A couple inspirations for this show that I have seen though, and which I suspect Stranger Things owes as much to as any, are The X-Files and Twin Peaks. The X-Files for the creepy conspiracies, obviously, and Twin Peaks for the good investigator. Good as in good at figuring things out, but also good as in good-hearted, good as in good gut-instincts. Because for all that Chief Hopper first shambles onscreen like Orange Is the New Black’s Luschek run through a Bitter Cop filter, we soon find out that he’s built from the same character DNA that gave us the Bookhouse Boys. Hopper may not share much of Agent Cooper’s bright-eyed joy or Sheriff Truman’s dyed-in-the-wool moral fiber, but what he has in spades is that same openness to weird possibilities, and an urge not just to protect, but to believe.
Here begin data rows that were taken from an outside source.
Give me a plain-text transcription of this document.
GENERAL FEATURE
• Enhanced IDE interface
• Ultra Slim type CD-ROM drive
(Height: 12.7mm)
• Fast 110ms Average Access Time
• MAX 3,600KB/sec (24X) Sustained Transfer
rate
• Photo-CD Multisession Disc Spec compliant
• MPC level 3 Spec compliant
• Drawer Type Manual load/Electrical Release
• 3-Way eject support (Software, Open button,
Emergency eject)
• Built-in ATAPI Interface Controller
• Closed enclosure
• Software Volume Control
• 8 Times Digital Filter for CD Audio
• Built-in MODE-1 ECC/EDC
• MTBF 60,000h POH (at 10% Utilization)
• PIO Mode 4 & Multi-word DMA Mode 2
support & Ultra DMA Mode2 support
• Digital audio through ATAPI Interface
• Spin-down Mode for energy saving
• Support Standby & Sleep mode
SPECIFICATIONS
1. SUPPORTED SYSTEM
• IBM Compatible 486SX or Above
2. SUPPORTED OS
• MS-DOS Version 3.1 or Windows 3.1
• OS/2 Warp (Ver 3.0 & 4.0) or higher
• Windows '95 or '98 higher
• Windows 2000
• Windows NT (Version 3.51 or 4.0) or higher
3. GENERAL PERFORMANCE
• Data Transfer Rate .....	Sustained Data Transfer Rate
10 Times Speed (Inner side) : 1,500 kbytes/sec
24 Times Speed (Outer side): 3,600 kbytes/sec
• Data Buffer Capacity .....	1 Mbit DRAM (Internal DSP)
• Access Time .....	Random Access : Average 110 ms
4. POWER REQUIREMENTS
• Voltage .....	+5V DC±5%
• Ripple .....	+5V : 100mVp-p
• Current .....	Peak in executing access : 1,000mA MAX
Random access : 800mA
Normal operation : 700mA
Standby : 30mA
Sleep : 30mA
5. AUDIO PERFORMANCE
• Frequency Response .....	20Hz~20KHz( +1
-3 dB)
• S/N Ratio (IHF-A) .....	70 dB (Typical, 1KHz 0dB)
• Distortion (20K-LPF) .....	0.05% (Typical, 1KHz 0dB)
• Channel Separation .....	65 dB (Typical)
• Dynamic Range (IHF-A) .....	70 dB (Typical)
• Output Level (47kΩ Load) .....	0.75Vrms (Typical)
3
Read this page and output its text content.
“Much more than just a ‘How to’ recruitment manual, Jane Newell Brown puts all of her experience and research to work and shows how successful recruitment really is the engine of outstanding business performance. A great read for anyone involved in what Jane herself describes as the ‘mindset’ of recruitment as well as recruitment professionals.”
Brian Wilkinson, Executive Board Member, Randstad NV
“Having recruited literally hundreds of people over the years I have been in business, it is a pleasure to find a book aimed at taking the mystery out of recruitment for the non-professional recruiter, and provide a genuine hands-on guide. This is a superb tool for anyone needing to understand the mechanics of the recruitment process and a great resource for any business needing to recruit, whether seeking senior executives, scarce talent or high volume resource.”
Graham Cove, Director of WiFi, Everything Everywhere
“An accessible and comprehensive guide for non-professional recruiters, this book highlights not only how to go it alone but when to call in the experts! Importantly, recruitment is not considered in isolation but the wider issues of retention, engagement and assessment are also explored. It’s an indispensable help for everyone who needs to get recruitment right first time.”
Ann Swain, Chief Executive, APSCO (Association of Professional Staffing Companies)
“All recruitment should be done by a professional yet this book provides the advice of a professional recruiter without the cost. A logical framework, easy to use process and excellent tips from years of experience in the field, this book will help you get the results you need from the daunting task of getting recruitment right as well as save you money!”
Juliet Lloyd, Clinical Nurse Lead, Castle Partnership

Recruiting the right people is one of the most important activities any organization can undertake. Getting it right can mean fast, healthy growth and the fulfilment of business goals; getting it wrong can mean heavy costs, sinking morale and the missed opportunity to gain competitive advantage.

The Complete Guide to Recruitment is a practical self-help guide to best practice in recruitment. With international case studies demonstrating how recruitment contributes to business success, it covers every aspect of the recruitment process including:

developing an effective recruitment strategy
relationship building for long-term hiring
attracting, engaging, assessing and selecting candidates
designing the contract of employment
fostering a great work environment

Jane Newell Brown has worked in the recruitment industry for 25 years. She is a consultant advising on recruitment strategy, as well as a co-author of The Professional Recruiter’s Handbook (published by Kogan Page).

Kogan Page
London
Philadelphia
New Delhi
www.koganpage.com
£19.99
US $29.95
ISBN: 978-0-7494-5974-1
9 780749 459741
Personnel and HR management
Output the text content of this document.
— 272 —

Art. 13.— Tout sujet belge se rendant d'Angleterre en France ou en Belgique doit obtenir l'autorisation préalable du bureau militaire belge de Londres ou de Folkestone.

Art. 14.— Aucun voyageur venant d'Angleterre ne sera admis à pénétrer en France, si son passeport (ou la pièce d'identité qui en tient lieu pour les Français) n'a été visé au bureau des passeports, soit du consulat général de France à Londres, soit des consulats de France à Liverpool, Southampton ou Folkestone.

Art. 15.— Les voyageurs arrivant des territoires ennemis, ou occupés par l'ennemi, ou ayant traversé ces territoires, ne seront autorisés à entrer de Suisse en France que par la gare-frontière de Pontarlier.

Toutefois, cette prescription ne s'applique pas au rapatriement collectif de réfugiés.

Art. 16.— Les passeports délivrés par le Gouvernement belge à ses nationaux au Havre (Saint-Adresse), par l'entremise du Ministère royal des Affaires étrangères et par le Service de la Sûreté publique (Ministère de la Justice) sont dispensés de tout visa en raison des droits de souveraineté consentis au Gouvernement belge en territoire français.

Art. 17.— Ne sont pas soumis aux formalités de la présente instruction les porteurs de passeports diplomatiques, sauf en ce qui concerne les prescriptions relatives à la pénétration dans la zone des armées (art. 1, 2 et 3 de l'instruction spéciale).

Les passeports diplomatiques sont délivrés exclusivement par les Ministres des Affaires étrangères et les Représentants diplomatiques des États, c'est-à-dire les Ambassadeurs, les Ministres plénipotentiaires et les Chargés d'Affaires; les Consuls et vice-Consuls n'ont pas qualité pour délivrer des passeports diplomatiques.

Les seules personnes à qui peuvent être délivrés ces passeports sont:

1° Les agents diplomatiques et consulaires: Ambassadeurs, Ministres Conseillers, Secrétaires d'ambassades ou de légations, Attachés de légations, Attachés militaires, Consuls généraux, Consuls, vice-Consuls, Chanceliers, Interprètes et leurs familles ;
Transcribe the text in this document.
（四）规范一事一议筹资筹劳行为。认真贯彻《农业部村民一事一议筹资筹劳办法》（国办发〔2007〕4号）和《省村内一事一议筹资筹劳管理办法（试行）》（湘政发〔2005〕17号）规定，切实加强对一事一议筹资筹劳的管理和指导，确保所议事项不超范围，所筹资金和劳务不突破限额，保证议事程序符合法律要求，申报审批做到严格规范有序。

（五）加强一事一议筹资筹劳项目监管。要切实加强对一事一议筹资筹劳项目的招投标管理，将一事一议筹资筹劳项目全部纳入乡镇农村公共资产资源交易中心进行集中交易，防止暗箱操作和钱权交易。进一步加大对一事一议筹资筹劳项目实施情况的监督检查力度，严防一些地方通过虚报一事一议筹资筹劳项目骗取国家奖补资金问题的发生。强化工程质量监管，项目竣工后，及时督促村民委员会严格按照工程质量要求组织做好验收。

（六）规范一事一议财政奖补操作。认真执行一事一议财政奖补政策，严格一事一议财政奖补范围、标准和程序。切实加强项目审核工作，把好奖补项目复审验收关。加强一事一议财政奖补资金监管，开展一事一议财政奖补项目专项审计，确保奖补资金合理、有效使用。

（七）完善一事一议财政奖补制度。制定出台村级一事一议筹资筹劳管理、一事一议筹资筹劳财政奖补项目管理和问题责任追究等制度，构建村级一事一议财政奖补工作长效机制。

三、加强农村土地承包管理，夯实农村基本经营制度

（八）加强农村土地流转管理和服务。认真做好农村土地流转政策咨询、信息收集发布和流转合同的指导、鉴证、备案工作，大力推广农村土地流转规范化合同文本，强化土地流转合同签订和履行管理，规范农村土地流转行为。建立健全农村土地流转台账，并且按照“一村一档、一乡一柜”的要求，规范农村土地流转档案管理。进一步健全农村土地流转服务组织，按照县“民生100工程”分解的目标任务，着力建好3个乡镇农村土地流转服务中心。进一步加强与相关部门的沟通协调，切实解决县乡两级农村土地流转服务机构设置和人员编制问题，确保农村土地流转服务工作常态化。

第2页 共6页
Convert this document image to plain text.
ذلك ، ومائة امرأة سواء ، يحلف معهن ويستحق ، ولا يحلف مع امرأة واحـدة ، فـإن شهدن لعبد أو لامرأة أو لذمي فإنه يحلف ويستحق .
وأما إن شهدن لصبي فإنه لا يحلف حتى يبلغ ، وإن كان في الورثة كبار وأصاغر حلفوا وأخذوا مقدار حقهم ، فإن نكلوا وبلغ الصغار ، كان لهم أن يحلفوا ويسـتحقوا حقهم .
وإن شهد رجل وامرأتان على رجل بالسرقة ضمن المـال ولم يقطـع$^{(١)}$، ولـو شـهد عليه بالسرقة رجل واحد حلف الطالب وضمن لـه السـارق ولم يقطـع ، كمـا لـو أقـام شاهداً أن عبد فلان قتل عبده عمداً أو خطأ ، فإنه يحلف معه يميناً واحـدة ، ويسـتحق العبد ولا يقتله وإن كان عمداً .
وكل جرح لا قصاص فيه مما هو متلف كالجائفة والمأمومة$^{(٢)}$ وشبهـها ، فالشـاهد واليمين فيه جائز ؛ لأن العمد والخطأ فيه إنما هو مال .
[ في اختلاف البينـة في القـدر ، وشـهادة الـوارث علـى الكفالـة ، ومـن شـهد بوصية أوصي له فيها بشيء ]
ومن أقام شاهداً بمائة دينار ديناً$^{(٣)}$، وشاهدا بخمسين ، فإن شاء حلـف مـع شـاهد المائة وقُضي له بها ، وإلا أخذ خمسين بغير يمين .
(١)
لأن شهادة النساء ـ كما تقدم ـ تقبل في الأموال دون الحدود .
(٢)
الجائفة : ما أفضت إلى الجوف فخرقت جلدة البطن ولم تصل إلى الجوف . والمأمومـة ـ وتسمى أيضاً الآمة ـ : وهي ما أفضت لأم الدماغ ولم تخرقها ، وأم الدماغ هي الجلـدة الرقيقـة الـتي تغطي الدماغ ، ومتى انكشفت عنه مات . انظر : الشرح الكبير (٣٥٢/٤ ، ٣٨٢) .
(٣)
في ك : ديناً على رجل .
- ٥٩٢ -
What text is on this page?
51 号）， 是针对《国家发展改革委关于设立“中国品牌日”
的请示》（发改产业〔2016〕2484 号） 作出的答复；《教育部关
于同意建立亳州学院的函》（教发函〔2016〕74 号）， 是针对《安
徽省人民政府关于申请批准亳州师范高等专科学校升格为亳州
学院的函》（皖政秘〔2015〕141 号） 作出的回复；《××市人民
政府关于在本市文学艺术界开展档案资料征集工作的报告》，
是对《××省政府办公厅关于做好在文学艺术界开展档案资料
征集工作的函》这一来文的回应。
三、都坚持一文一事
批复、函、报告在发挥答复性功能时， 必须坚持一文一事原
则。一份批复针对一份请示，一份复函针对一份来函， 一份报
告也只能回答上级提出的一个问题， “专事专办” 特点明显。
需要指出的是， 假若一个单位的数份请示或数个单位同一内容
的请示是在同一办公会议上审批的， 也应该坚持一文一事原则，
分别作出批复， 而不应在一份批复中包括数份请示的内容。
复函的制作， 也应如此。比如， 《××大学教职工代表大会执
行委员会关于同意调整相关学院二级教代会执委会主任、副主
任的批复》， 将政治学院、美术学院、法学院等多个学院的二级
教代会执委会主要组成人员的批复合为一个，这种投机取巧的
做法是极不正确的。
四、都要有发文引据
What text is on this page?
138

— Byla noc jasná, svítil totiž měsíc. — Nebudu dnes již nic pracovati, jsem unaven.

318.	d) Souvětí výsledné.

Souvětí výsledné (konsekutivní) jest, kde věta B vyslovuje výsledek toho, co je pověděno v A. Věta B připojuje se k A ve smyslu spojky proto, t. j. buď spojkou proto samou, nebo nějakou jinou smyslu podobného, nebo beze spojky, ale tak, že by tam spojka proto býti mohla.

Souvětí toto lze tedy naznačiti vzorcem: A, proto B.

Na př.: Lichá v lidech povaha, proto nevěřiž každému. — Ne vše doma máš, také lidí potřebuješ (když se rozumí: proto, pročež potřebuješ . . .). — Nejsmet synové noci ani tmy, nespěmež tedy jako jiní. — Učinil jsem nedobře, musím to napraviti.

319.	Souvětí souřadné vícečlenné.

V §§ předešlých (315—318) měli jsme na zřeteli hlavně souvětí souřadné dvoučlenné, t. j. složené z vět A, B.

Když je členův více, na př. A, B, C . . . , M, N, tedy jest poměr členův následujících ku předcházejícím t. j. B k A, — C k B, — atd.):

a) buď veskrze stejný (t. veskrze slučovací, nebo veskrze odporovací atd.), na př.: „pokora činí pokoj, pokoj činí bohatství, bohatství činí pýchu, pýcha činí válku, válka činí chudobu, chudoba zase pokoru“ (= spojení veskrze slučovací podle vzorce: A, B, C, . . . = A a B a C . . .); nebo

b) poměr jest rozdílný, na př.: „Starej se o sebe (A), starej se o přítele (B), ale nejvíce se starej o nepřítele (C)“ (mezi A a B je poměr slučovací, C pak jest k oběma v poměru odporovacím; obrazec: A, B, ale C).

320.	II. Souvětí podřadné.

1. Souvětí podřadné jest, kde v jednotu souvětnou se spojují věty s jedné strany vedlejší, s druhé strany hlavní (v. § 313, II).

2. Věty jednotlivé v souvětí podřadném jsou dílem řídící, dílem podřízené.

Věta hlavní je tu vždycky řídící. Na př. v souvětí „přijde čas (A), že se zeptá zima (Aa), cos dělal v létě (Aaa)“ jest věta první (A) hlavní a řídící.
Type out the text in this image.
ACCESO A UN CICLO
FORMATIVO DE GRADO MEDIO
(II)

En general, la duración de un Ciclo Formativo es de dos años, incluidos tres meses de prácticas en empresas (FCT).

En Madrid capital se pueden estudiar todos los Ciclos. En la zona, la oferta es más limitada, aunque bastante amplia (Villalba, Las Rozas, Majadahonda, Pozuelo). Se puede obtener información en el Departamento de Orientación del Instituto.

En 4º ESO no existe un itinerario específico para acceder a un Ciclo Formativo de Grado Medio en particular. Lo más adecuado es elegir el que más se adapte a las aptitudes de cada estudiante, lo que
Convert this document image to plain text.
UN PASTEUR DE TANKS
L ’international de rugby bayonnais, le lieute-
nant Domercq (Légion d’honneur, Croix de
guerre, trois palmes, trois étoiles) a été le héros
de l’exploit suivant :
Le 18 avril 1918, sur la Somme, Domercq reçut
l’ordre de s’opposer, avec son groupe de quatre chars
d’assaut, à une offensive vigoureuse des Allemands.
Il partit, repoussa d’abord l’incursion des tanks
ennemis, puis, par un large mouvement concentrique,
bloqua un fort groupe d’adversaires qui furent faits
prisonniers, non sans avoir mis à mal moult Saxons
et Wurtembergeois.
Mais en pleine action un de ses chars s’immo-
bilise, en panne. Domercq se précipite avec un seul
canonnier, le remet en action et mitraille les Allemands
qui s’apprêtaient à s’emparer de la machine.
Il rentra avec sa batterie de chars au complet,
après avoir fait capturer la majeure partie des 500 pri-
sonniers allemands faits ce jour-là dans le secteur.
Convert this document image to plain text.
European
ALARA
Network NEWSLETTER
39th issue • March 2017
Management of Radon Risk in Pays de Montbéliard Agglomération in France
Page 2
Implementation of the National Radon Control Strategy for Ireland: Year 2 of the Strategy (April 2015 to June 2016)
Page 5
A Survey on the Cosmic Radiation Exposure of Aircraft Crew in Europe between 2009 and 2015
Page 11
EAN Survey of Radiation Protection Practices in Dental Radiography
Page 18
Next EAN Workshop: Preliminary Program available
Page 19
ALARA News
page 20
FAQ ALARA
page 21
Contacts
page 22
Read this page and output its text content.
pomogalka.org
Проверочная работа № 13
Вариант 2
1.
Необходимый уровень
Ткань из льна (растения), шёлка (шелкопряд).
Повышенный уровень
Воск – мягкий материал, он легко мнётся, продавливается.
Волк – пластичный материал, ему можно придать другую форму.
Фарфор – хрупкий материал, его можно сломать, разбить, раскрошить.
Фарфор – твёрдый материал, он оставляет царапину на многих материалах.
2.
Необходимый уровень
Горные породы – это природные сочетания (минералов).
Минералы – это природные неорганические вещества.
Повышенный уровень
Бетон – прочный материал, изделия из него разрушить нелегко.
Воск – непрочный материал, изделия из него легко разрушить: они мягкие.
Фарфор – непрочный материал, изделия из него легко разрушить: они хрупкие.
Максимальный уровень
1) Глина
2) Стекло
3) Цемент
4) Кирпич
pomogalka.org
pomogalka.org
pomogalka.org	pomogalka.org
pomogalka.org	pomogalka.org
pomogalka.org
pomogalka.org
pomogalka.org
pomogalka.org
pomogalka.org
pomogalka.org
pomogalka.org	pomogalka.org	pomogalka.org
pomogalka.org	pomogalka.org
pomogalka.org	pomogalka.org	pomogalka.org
That’s actually something of a trend in Stranger Things — characters who seem like a certain archetype when you first meet them, but reveal themselves to be someone more interesting. The children are their goofy, brave selves right off the bat, and they work beautifully in tandem, because watching the older characters individualize over the season feels sort of like growing up, and beginning to understand that adults were curious kids once, too. The best of the character arcs almost function like their own gentle plot twists, and it’s a delight. This whole show is a delight. There are so many fun and well-crafted details about it that I could talk about, but I’ll resist, because I want everyone to experience them in their full glow, lighting up along the series with the sure, impossible magic of Joyce’s colored lights.